Incubo barelle all’ospedale Cardarelli di Napoli

Folla di barelle nei corridoi e nel salone del pronto soccorso complica l'assistenza

Il pronto soccorso del Cardarelli di Napoli è tornato sotto pressione per l’elevato numero di pazienti che vi sostano diversi giorni, prima del trasferimento nei reparti di destinazione. Il piano terra risulta completamente invaso da barelle.

Cardarelli, incubo barelle al Pronto Soccorso

Come riporta “Il Mattino”, la folla di barelle nei corridoi e nel salone del pronto soccorso complica l’assistenza dal momento che si tratta di luoghi non attrezzati come stanze degenti, a cominciare dalla mancanza di semplici bocchette per l’ossigeno ma siamo di fronte “a una vera e propria ondata di ricoveri no Covid”.

La definisce così Giuseppe Longo, direttore generale del Cardarelli che descrive “l’iperafflusso dei pazienti come la conseguenza del ritorno dell’utenza nei presidi ospedalieri dopo un periodo in cui sono state trascurate anche le patologie croniche e, allo stesso tempo, un effetto delle carenze territoriali”.

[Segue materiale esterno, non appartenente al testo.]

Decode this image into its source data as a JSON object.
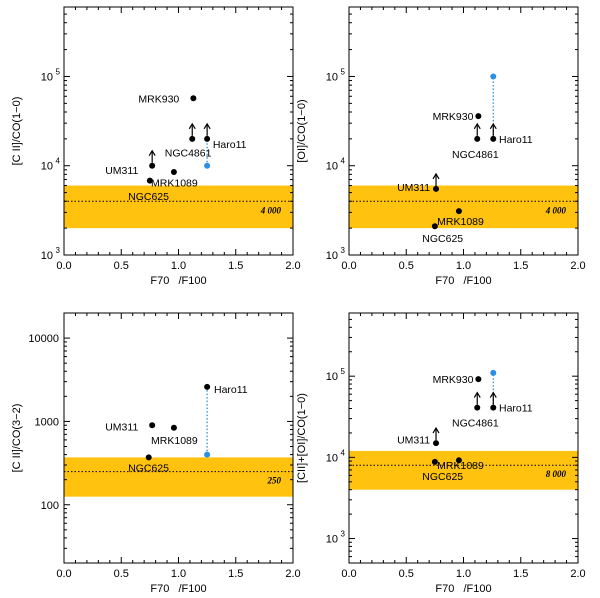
{
  "colors": {
    "band": "#ffc20e",
    "point": "#000000",
    "blue": "#2b8fe3",
    "axis": "#000000"
  },
  "chart_data": [
    {
      "type": "scatter",
      "ylabel": "[C II]/CO(1−0)",
      "xlabel": "F70   /F100",
      "xlim": [
        0,
        2.0
      ],
      "ylim": [
        1000,
        600000
      ],
      "yscale": "log",
      "xticks": [
        0.0,
        0.5,
        1.0,
        1.5,
        2.0
      ],
      "xtick_labels": [
        "0.0",
        "0.5",
        "1.0",
        "1.5",
        "2.0"
      ],
      "yticks": [
        1000,
        10000,
        100000
      ],
      "ytick_labels": [
        "10",
        "10",
        "10"
      ],
      "ytick_exps": [
        "3",
        "4",
        "5"
      ],
      "band": {
        "low": 2000,
        "high": 6000,
        "mean": 4000,
        "label": "4 000"
      },
      "points": [
        {
          "name": "MRK930",
          "x": 1.13,
          "y": 57000,
          "limit": false
        },
        {
          "name": "NGC4861",
          "x": 1.12,
          "y": 20000,
          "limit": true
        },
        {
          "name": "Haro11",
          "x": 1.25,
          "y": 20000,
          "limit": true
        },
        {
          "name": "UM311",
          "x": 0.77,
          "y": 10000,
          "limit": true
        },
        {
          "name": "MRK1089",
          "x": 0.96,
          "y": 8500,
          "limit": false
        },
        {
          "name": "NGC625",
          "x": 0.75,
          "y": 6800,
          "limit": false
        }
      ],
      "labels": [
        {
          "text": "MRK930",
          "x": 0.65,
          "y": 57000
        },
        {
          "text": "NGC4861",
          "x": 0.88,
          "y": 14000
        },
        {
          "text": "Haro11",
          "x": 1.3,
          "y": 17500
        },
        {
          "text": "UM311",
          "x": 0.36,
          "y": 9000
        },
        {
          "text": "MRK1089",
          "x": 0.76,
          "y": 6500
        },
        {
          "text": "NGC625",
          "x": 0.56,
          "y": 4600
        }
      ],
      "blue_point": {
        "x": 1.25,
        "y": 10000
      },
      "blue_link": {
        "x": 1.25,
        "y1": 10000,
        "y2": 20000
      }
    },
    {
      "type": "scatter",
      "ylabel": "[OI]/CO(1−0)",
      "xlabel": "F70   /F100",
      "xlim": [
        0,
        2.0
      ],
      "ylim": [
        1000,
        600000
      ],
      "yscale": "log",
      "xticks": [
        0.0,
        0.5,
        1.0,
        1.5,
        2.0
      ],
      "xtick_labels": [
        "0.0",
        "0.5",
        "1.0",
        "1.5",
        "2.0"
      ],
      "yticks": [
        1000,
        10000,
        100000
      ],
      "ytick_labels": [
        "10",
        "10",
        "10"
      ],
      "ytick_exps": [
        "3",
        "4",
        "5"
      ],
      "band": {
        "low": 2000,
        "high": 6000,
        "mean": 4000,
        "label": "4 000"
      },
      "points": [
        {
          "name": "MRK930",
          "x": 1.13,
          "y": 36000,
          "limit": false
        },
        {
          "name": "NGC4861",
          "x": 1.12,
          "y": 20000,
          "limit": true
        },
        {
          "name": "Haro11",
          "x": 1.26,
          "y": 20000,
          "limit": true
        },
        {
          "name": "UM311",
          "x": 0.76,
          "y": 5500,
          "limit": true
        },
        {
          "name": "MRK1089",
          "x": 0.96,
          "y": 3100,
          "limit": false
        },
        {
          "name": "NGC625",
          "x": 0.75,
          "y": 2100,
          "limit": false
        }
      ],
      "labels": [
        {
          "text": "MRK930",
          "x": 0.73,
          "y": 36000
        },
        {
          "text": "NGC4861",
          "x": 0.9,
          "y": 13500
        },
        {
          "text": "Haro11",
          "x": 1.31,
          "y": 20000
        },
        {
          "text": "UM311",
          "x": 0.42,
          "y": 5800
        },
        {
          "text": "MRK1089",
          "x": 0.77,
          "y": 2400
        },
        {
          "text": "NGC625",
          "x": 0.64,
          "y": 1550
        }
      ],
      "blue_point": {
        "x": 1.26,
        "y": 100000
      },
      "blue_link": {
        "x": 1.26,
        "y1": 20000,
        "y2": 100000
      }
    },
    {
      "type": "scatter",
      "ylabel": "[C II]/CO(3−2)",
      "xlabel": "F70   /F100",
      "xlim": [
        0,
        2.0
      ],
      "ylim": [
        20,
        20000
      ],
      "yscale": "log",
      "xticks": [
        0.0,
        0.5,
        1.0,
        1.5,
        2.0
      ],
      "xtick_labels": [
        "0.0",
        "0.5",
        "1.0",
        "1.5",
        "2.0"
      ],
      "yticks": [
        100,
        1000,
        10000
      ],
      "ytick_labels": [
        "100",
        "1000",
        "10000"
      ],
      "ytick_exps": [
        "",
        "",
        ""
      ],
      "band": {
        "low": 125,
        "high": 370,
        "mean": 250,
        "label": "250"
      },
      "points": [
        {
          "name": "Haro11",
          "x": 1.25,
          "y": 2600,
          "limit": false
        },
        {
          "name": "UM311",
          "x": 0.77,
          "y": 900,
          "limit": false
        },
        {
          "name": "MRK1089",
          "x": 0.96,
          "y": 840,
          "limit": false
        },
        {
          "name": "NGC625",
          "x": 0.74,
          "y": 370,
          "limit": false
        }
      ],
      "labels": [
        {
          "text": "Haro11",
          "x": 1.31,
          "y": 2450
        },
        {
          "text": "UM311",
          "x": 0.36,
          "y": 870
        },
        {
          "text": "MRK1089",
          "x": 0.76,
          "y": 600
        },
        {
          "text": "NGC625",
          "x": 0.56,
          "y": 280
        }
      ],
      "blue_point": {
        "x": 1.25,
        "y": 400
      },
      "blue_link": {
        "x": 1.25,
        "y1": 400,
        "y2": 2600
      }
    },
    {
      "type": "scatter",
      "ylabel": "[CII]+[OI]/CO(1−0)",
      "xlabel": "F70   /F100",
      "xlim": [
        0,
        2.0
      ],
      "ylim": [
        500,
        600000
      ],
      "yscale": "log",
      "xticks": [
        0.0,
        0.5,
        1.0,
        1.5,
        2.0
      ],
      "xtick_labels": [
        "0.0",
        "0.5",
        "1.0",
        "1.5",
        "2.0"
      ],
      "yticks": [
        1000,
        10000,
        100000
      ],
      "ytick_labels": [
        "10",
        "10",
        "10"
      ],
      "ytick_exps": [
        "3",
        "4",
        "5"
      ],
      "band": {
        "low": 4000,
        "high": 12000,
        "mean": 8000,
        "label": "8 000"
      },
      "points": [
        {
          "name": "MRK930",
          "x": 1.13,
          "y": 92000,
          "limit": false
        },
        {
          "name": "NGC4861",
          "x": 1.12,
          "y": 41000,
          "limit": true
        },
        {
          "name": "Haro11",
          "x": 1.26,
          "y": 41000,
          "limit": true
        },
        {
          "name": "UM311",
          "x": 0.76,
          "y": 15000,
          "limit": true
        },
        {
          "name": "MRK1089",
          "x": 0.96,
          "y": 9200,
          "limit": false
        },
        {
          "name": "NGC625",
          "x": 0.75,
          "y": 8800,
          "limit": false
        }
      ],
      "labels": [
        {
          "text": "MRK930",
          "x": 0.73,
          "y": 92000
        },
        {
          "text": "NGC4861",
          "x": 0.9,
          "y": 27000
        },
        {
          "text": "Haro11",
          "x": 1.31,
          "y": 41000
        },
        {
          "text": "UM311",
          "x": 0.42,
          "y": 16500
        },
        {
          "text": "MRK1089",
          "x": 0.77,
          "y": 8000
        },
        {
          "text": "NGC625",
          "x": 0.64,
          "y": 5900
        }
      ],
      "blue_point": {
        "x": 1.26,
        "y": 110000
      },
      "blue_link": {
        "x": 1.26,
        "y1": 41000,
        "y2": 110000
      }
    }
  ]
}
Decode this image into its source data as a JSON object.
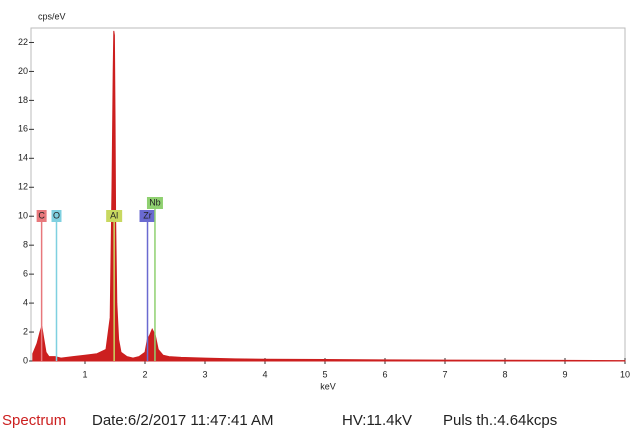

“Non c’è una sufficiente attività di filtro sul territorio, per cui le persone si stanno precipitando in ospedale – continua il manager – in questo momento Napoli non ha più il pronto soccorso dell’ospedale San Giovanni Bosco, in attesa della riattivazione e i posti letto del Loreto Mare che è ancora un presidio Covid”.

Queste condizioni, determinano una “pressione molto forte sul Cardarelli nonostante l’implementazione dei posti letto avvenuta di recente”. “La gestione dell’iperafflusso è impegnativa ma stiamo mantenendo alta l’attenzione per la sorveglianza Covid con le aree di isolamento e i tamponi rapidi di terza generazione nel pronto soccorso e i test naso faringei nei reparti” conclude Longo.